Teenage inmates frequently have their constitutional rights violated at New York City’s juvenile jails, a report by the Department of Justice shows. According to the Associated Press, the report stated that guards regularly subject adolescents to “rampant use of unnecessary and excessive force,”
The report, released on August 5th, looked at problems that occurred between 2011 and 2013 in three Rikers Island juvenile jail facilities for 16-to 18-year olds. The DOJ advised major changes in almost every aspect of how the inmates are treated. They found issues with staff training, investigations, management structure and the overuse of solitary confinement, especially for inmates with mental illnesses. The problems are also likely to apply to adult inmates.
At a news conference, Manhattan U.S. Attorney Preet Bharara said “It is a place where brute force is the first impulse rather than the last resort; where verbal insults are repaid with physical injuries; where beatings are routine while accountability is rare; and where a culture of violence endures even while a code of silence prevails,”
Some of the most prevalent problems involved the main jail that houses young inmates, where new guards are assigned to “one of the most combustible environments at Rikers, ill-equipped to cope with adolescents who are often belligerent and suffer from a wide range of mental illnesses and behavioral disorders,” wrote U.S. attorneys Jeffrey Powell and Emily Daughtry.
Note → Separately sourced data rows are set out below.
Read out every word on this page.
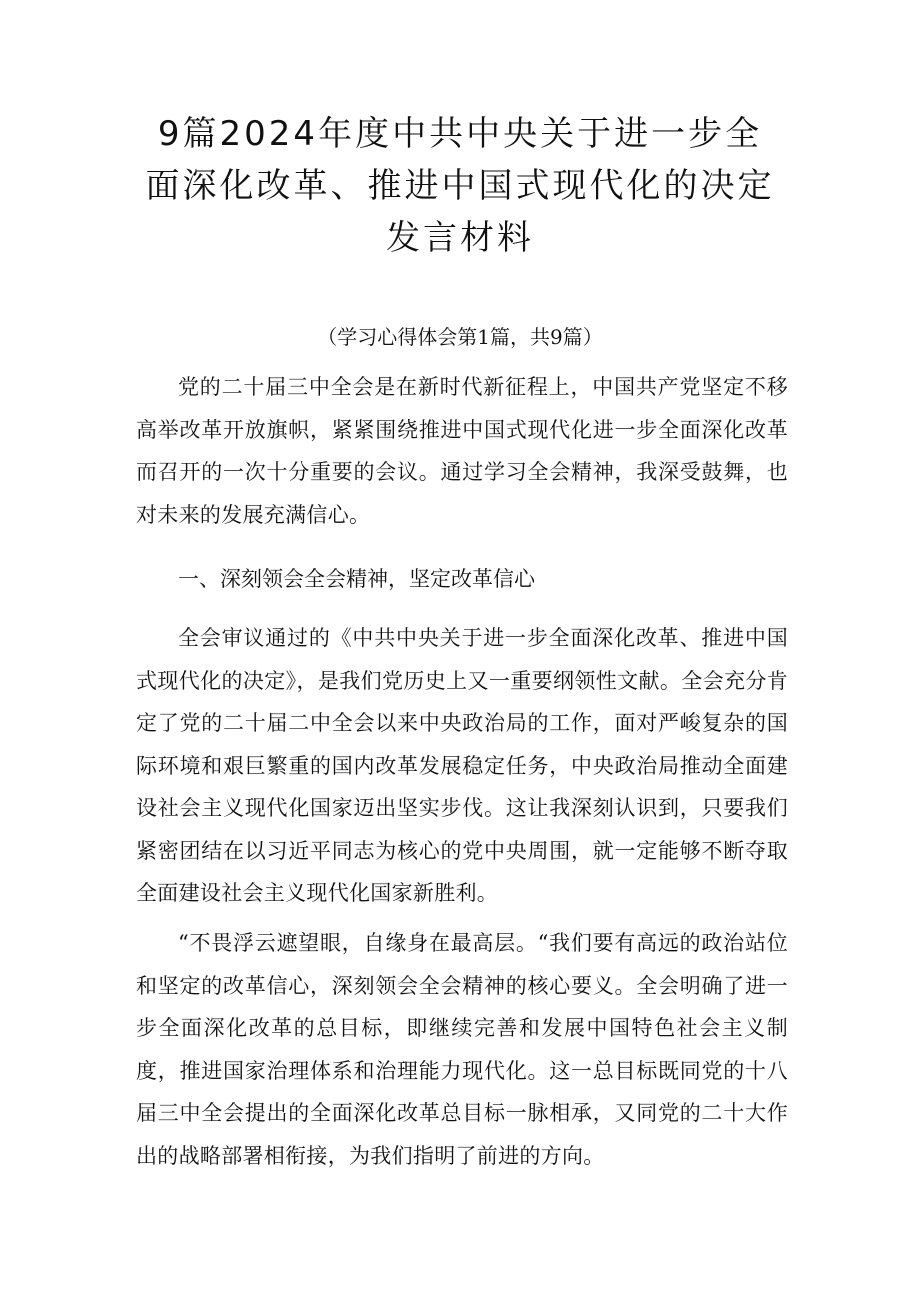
9篇2024年度中共中央关于进一步全面深化改革、推进中国式现代化的决定发言材料

（学习心得体会第1篇，共9篇）

党的二十届三中全会是在新时代新征程上，中国共产党坚定不移高举改革开放旗帜，紧紧围绕推进中国式现代化进一步全面深化改革而召开的一次十分重要的会议。通过学习全会精神，我深受鼓舞，也对未来的发展充满信心。

一、深刻领会全会精神，坚定改革信心

全会审议通过的《中共中央关于进一步全面深化改革、推进中国式现代化的决定》，是我们党历史上又一重要纲领性文献。全会充分肯定了党的二十届二中全会以来中央政治局的工作，面对严峻复杂的国际环境和艰巨繁重的国内改革发展稳定任务，中央政治局推动全面建设社会主义现代化国家迈出坚实步伐。这让我深刻认识到，只要我们紧密团结在以习近平同志为核心的党中央周围，就一定能够不断夺取全面建设社会主义现代化国家新胜利。

“不畏浮云遮望眼，自缘身在最高层。“我们要有高远的政治站位和坚定的改革信心，深刻领会全会精神的核心要义。全会明确了进一步全面深化改革的总目标，即继续完善和发展中国特色社会主义制度，推进国家治理体系和治理能力现代化。这一总目标既同党的十八届三中全会提出的全面深化改革总目标一脉相承，又同党的二十大作出的战略部署相衔接，为我们指明了前进的方向。
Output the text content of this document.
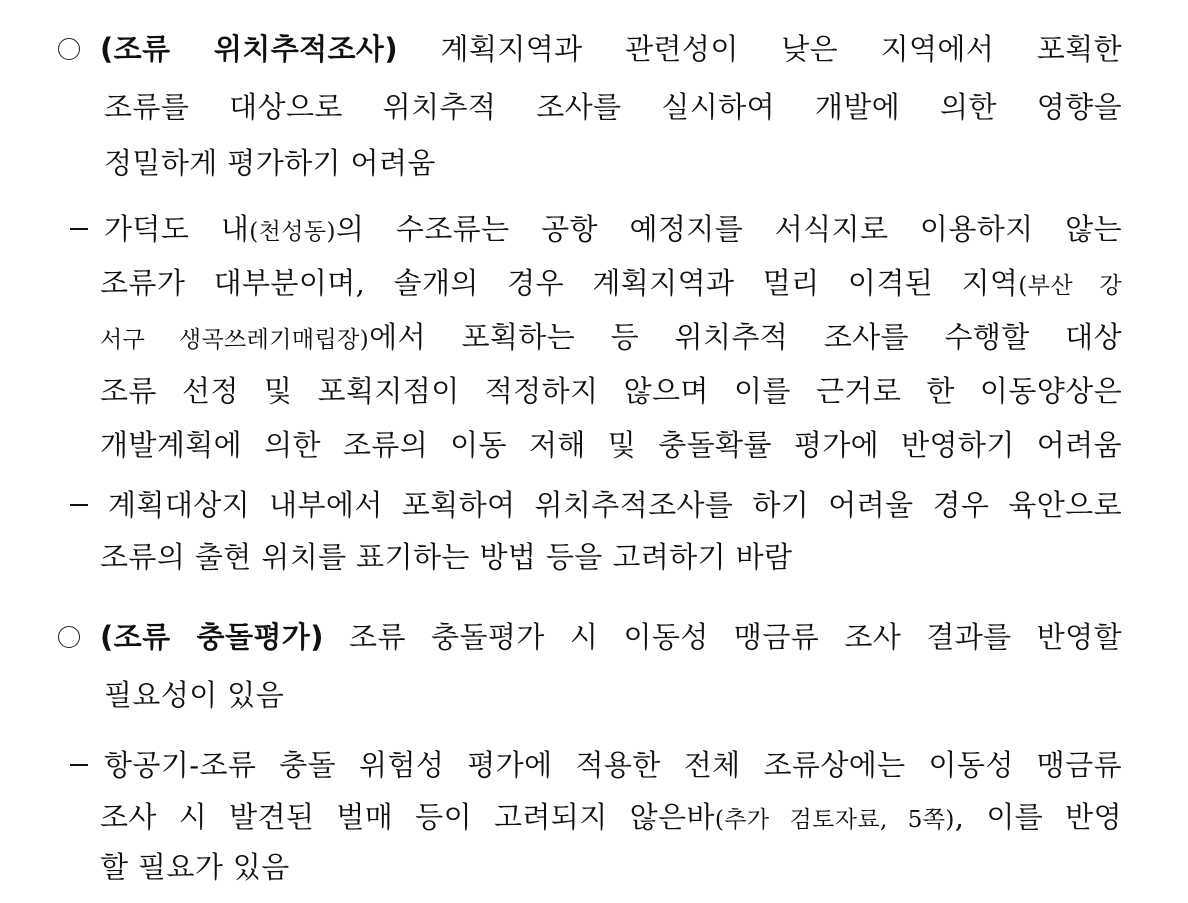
(조류 위치추적조사) 계획지역과 관련성이 낮은 지역에서 포획한
조류를 대상으로 위치추적 조사를 실시하여 개발에 의한 영향을
정밀하게 평가하기 어려움
가덕도 내(천성동)의 수조류는 공항 예정지를 서식지로 이용하지 않는
조류가 대부분이며, 솔개의 경우 계획지역과 멀리 이격된 지역(부산 강
서구 생곡쓰레기매립장)에서 포획하는 등 위치추적 조사를 수행할 대상
조류 선정 및 포획지점이 적정하지 않으며 이를 근거로 한 이동양상은
개발계획에 의한 조류의 이동 저해 및 충돌확률 평가에 반영하기 어려움
계획대상지 내부에서 포획하여 위치추적조사를 하기 어려울 경우 육안으로
조류의 출현 위치를 표기하는 방법 등을 고려하기 바람
(조류 충돌평가) 조류 충돌평가 시 이동성 맹금류 조사 결과를 반영할
필요성이 있음
항공기-조류 충돌 위험성 평가에 적용한 전체 조류상에는 이동성 맹금류
조사 시 발견된 벌매 등이 고려되지 않은바(추가 검토자료, 5쪽), 이를 반영
할 필요가 있음
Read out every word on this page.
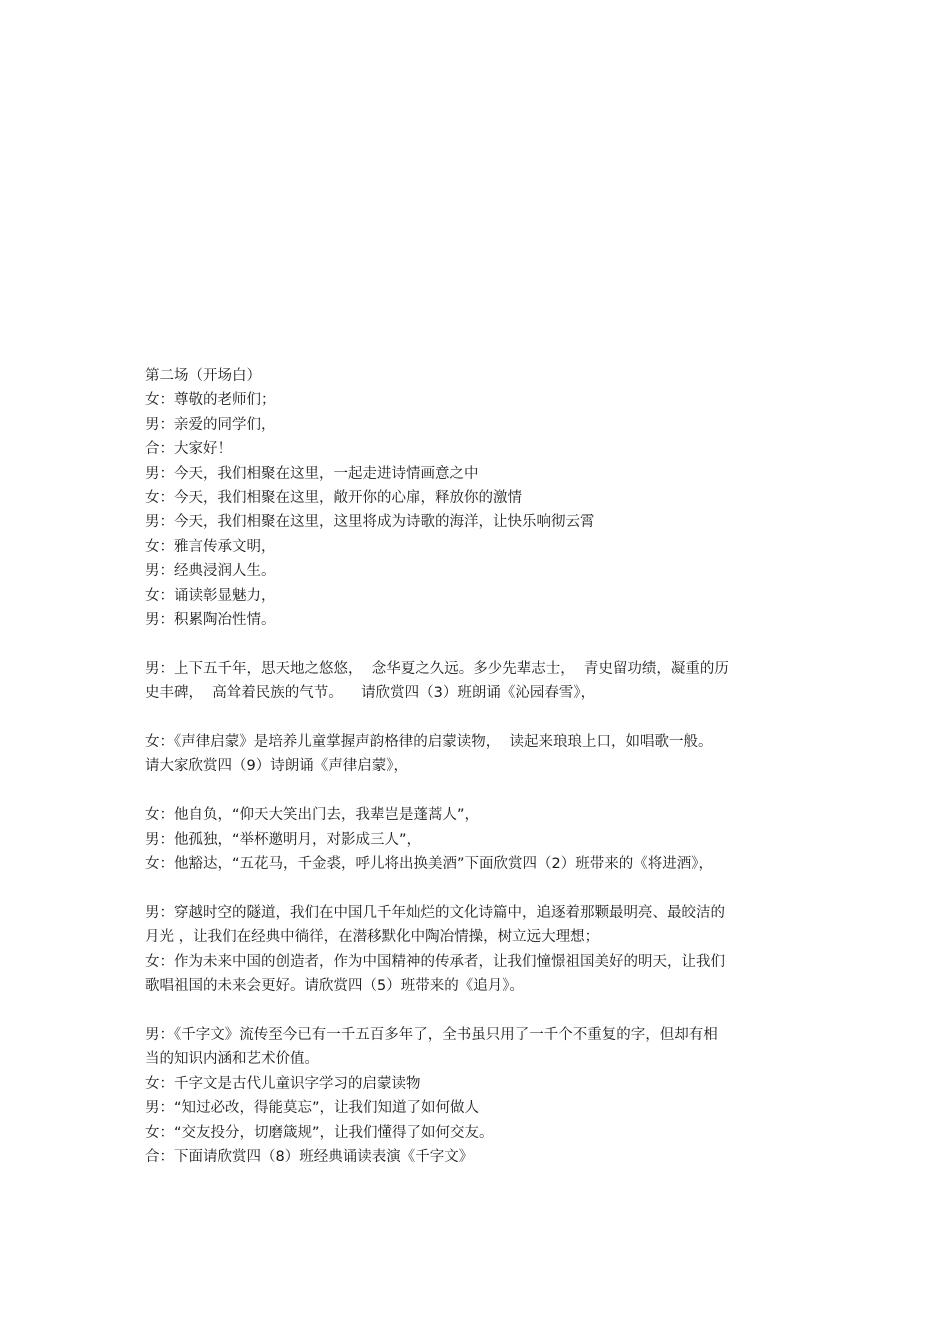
第二场（开场白）

女：尊敬的老师们；

男：亲爱的同学们，

合：大家好！

男：今天，我们相聚在这里，一起走进诗情画意之中

女：今天，我们相聚在这里，敞开你的心扉，释放你的激情

男：今天，我们相聚在这里，这里将成为诗歌的海洋，让快乐响彻云霄

女：雅言传承文明，

男：经典浸润人生。

女：诵读彰显魅力，

男：积累陶冶性情。

男：上下五千年，思天地之悠悠，  念华夏之久远。多少先辈志士，  青史留功绩，凝重的历

史丰碑，  高耸着民族的气节。    请欣赏四（3）班朗诵《沁园春雪》，

女：《声律启蒙》是培养儿童掌握声韵格律的启蒙读物，  读起来琅琅上口，如唱歌一般。

请大家欣赏四（9）诗朗诵《声律启蒙》，

女：他自负，“仰天大笑出门去，我辈岂是蓬蒿人”，

男：他孤独，“举杯邀明月，对影成三人”，

女：他豁达，“五花马，千金裘，呼儿将出换美酒”下面欣赏四（2）班带来的《将进酒》，

男：穿越时空的隧道，我们在中国几千年灿烂的文化诗篇中，追逐着那颗最明亮、最皎洁的

月光 ，让我们在经典中徜徉，在潜移默化中陶冶情操，树立远大理想；

女：作为未来中国的创造者，作为中国精神的传承者，让我们憧憬祖国美好的明天，让我们

歌唱祖国的未来会更好。请欣赏四（5）班带来的《追月》。

男：《千字文》流传至今已有一千五百多年了，全书虽只用了一千个不重复的字，但却有相

当的知识内涵和艺术价值。

女：千字文是古代儿童识字学习的启蒙读物

男：“知过必改，得能莫忘”，让我们知道了如何做人

女：“交友投分，切磨箴规”，让我们懂得了如何交友。

合：下面请欣赏四（8）班经典诵读表演《千字文》
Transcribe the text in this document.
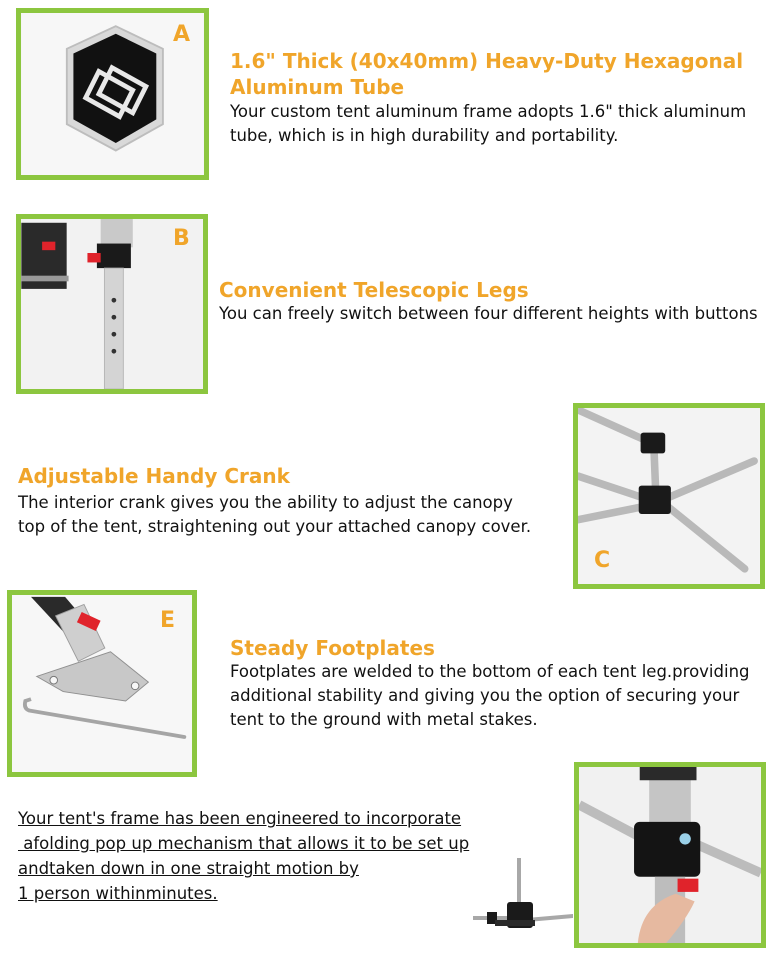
A
1.6" Thick (40x40mm) Heavy-Duty Hexagonal
Aluminum Tube
Your custom tent aluminum frame adopts 1.6" thick aluminum
tube, which is in high durability and portability.
B
Convenient Telescopic Legs
You can freely switch between four different heights with buttons
Adjustable Handy Crank
The interior crank gives you the ability to adjust the canopy
top of the tent, straightening out your attached canopy cover.
C
E
Steady Footplates
Footplates are welded to the bottom of each tent leg.providing
additional stability and giving you the option of securing your
tent to the ground with metal stakes.
Your tent's frame has been engineered to incorporate
afolding pop up mechanism that allows it to be set up
andtaken down in one straight motion by
1 person withinminutes.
There are particular concerns about the high rates of punches to the head and use-of-force, according to the consultant used by federal prosecutors. For instance, one case showed that four inmates suffered from broken noses, perforated eardrums, head trauma and facial injuries during a “brutal use of force”. The incident involved multiple guards in two locations. The prosecutors noted that no video surveillance was available and no investigative reports were completed.
In March, Mayor Bill de Blasio appointed Joseph Ponte as commissioner of the DOC. Ponte formerly served as commissioner of the Maine Department of Corrections and has a reputaation as a reformer.